Monday, June 08, 2009

A Dorchester katzenjammer

Heads are hurting on the Monday after Dorchester Day. It's not from overindulgence, can anyone imbibe too much Dot magic? It's from the concussive booms and brass that accompanied yesterday's Dorchester Day Parade, a miles-long extravaganza that tried the tympani of eardrums more used to the sounds of the wind's whisper off the harbor.

The parade was led by a phalanx of emergency vehicles with their sirens blaring, announcing the main feature. The main feature was made up of marching bands, stereo speakers on flat beds, dancers, revellers and police motorcycle escorts. The BPD drives Harleys, which aren't the quietest bikes on the road. Perhaps they should enlist a Vespa patrol to sneak up on the perps.

The crowd lining Dot Ave was enthusiastic and vocal. They cheered when appropriate and cheered for no other reason than unabashed Dot Pride at the drop of a hat.

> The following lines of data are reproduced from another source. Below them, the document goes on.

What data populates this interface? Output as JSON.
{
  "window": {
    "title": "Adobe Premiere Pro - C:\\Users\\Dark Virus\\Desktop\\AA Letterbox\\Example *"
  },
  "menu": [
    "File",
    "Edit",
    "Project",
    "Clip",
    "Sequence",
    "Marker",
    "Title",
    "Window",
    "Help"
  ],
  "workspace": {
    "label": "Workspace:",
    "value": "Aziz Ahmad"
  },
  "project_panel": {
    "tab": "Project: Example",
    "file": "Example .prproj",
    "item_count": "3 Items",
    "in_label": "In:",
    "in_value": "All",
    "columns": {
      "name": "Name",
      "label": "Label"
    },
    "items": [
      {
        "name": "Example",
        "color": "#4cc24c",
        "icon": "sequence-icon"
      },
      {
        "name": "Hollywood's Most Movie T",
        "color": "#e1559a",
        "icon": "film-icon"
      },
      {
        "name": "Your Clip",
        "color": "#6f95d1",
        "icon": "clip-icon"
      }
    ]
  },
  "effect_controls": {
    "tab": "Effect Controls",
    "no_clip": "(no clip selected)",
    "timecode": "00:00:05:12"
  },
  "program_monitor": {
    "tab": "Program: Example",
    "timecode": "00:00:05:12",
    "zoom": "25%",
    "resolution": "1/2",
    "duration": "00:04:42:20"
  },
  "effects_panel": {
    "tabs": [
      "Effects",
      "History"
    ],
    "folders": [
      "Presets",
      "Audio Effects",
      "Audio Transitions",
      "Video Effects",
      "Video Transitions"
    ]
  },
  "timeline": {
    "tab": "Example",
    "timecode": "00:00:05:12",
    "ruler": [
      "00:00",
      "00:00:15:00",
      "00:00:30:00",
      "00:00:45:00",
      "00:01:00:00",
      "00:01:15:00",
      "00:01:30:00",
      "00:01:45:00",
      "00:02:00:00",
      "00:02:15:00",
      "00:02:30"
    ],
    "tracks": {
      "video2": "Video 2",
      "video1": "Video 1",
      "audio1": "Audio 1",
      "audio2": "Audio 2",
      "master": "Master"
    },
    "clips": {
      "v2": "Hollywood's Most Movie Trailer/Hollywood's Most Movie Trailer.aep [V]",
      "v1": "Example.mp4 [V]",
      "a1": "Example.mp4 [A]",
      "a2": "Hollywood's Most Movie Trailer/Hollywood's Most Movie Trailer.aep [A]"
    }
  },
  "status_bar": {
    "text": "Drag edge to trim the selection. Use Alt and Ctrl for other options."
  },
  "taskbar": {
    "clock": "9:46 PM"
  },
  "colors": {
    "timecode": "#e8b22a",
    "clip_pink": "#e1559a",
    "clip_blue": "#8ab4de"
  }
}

Normal conversation measures 60 decibels. The sidewalks along Dot Ave regularly exceeded three hundred, such was the verve of the crowd. The seismograph atop the Hancock Tower registered 1.2 on the Richter Scale yesterday afternoon at 2:21 PM. Scientists attribute it to Dorchester Day.

If the collective pride of Dorchester can vibrate the foundations of one of Boston's most well engineered landmarks on a whim, think of what it could do if this energy were harnessed. You wouldn't be living in Longfellow's Boston anymore. Bars would be open around the clock, and the T would keep the same hours. Hammers would be hitting nails every hour of everyday as everyone worked hard to earn a paycheck building this city better.

After so much excitement, you would think Dorchester would be sleeping off its bender the following day, but no. Dorchesterites reported this morning with their usual gusto. They know a city doesn't just run on pride. It takes hard work and stamina.